AU, Agatston unit; EOA, effective orifice area; GOA, geometric orifice area. Other abbreviations as in Table 2.

Figure 2 shows the simple correlations analysis of the LVOT-AV–aorta angle and SAC to the ratio of AV area (EOA/GOA) in the bicuspid AS group. Both the LVOT-AV–aorta angle (r=−0.543, P=0.002) and SAC (r=−0.302, P=0.044) showed significant negative correlations to the ratio of AV area (EOA/GOA). The SV index revealed significant positive correlations with the ratio of AV area (EOA/GOA) (r=0.443, P<0.001). Multivariate analysis revealed that the SV index, SAC, and LVOT-AV–aorta angle were independently associated with the mismatch between EOA and GOA in severe bicuspid AS (Table 4).

Figure 2.

Simple correlations analysis. (A) Association of the ratio of AV area (EOA/GOA) with the LVOT-AV–aorta angle shows a significant negative correlation. (B) Association of the ratio of AV area (EOA/GOA) with systemic arterial compliance shows a significant negative correlation. AV, aortic valve; EOA, effective orifice area; GOA, geometric orifice area; LVOT, left ventricular outflow tract.

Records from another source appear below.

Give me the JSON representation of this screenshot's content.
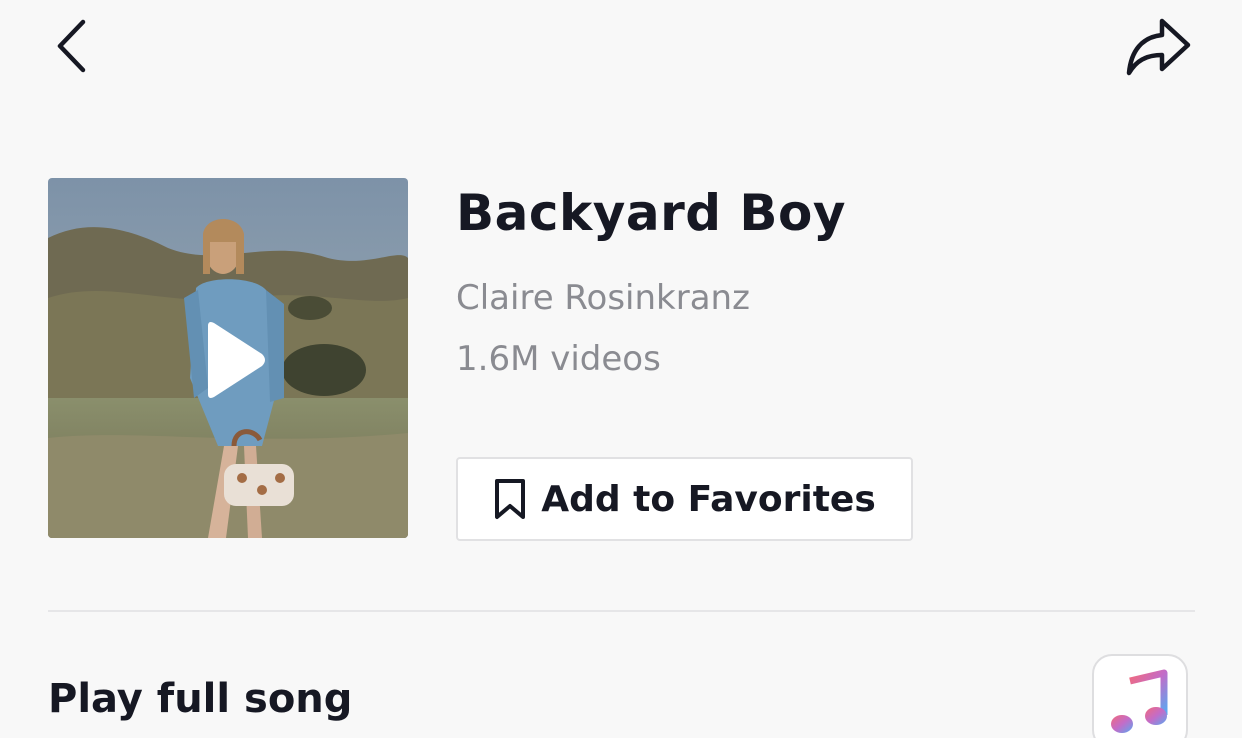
{
  "header": {
    "back_icon": "chevron-left-icon",
    "share_icon": "share-arrow-icon"
  },
  "sound": {
    "title": "Backyard Boy",
    "artist": "Claire Rosinkranz",
    "video_count": "1.6M videos",
    "cover_icon": "play-icon"
  },
  "favorites": {
    "label": "Add to Favorites",
    "icon": "bookmark-icon"
  },
  "full_song": {
    "label": "Play full song",
    "app_icon": "music-note-icon"
  },
  "colors": {
    "primary_text": "#161823",
    "secondary_text": "#8a8b91",
    "background": "#f8f8f8",
    "border": "#e1e1e3"
  }
}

Table 4. Determinants of Discrepancy Between EOA by Echocardiography and GOA by Cardiac Computed Tomography in Bicuspid AS
  β T p
Ratio of AV area (EOA/GOA) (R2=0.597)
 Age −0.117 −0.679 0.503
 Stroke volume index, mL/m2 0.409 2.820 0.008
 SAC, mL·m−2·mmHg−1 −0.350 −2.359 0.031
 Ascending aorta diameter, mm 0.025 0.175 0.749
 LVOT-AV–aorta angle, ° −0.538 −3.694 0.001

AS, aortic stenosis. Other abbreviations as in Tables 2,3.

Figure 3 shows representative cases. Severe bicuspid AS patients with prominent EOA-GOA mismatch presented with a larger LVOT-AV–aorta angle (Figure 3A). Severe bicuspid AS patients with a less significant mismatch between EOA and GOA had a smaller LVOT-AV–aorta angle (Figure 3B). Severe tricuspid AS led to a less significant mismatch between EOA and GOA and a smaller LVOT-AV–aorta angle (Figure 3C).

Figure 3.

Representative cases. (A) LVOT-AV–aorta angle measured from cardiac CT. (B) Bicuspid AS with higher discrepancy between EOA and GOA (ratio: 0.52) shows larger LVOT-AV–aorta angle (42°). (C) Bicuspid AS with less discrepant EOA and GOA (ratio: 1.10) shows smaller LVOT-AV–aorta angle (12°). (D) Tricuspid AS without significant discrepancy between EOA and GOA area (ratio: 1.04) has LVOT-AV–aorta angle of 8°. Abbreviations as in Figure 2.

Discussion

The principle findings of the present study were: (1) significantly more of the severe bicuspid AS patients presented with a NF-HG pattern compared with severe tricuspid AS patients; (2) the paradoxical LF-LG pattern was significantly less prevalent in bicuspid AS than in tricuspid AS; (3) the mismatch between EOA and GOA, reflected by the ratio of AV area calculated using the continuity equation to AV area on CT planimetry, was more significant in bicuspid AS compared with tricuspid AS; and (4) the LVOT-AV–aorta angle and SAC were independently associated with EOA and GOA mismatch in bicuspid AS. The results of multimodal imaging suggested that bicuspid AS has different flow-gradient patterns from tricuspid AS related to the structural and functional characteristics of the aorta.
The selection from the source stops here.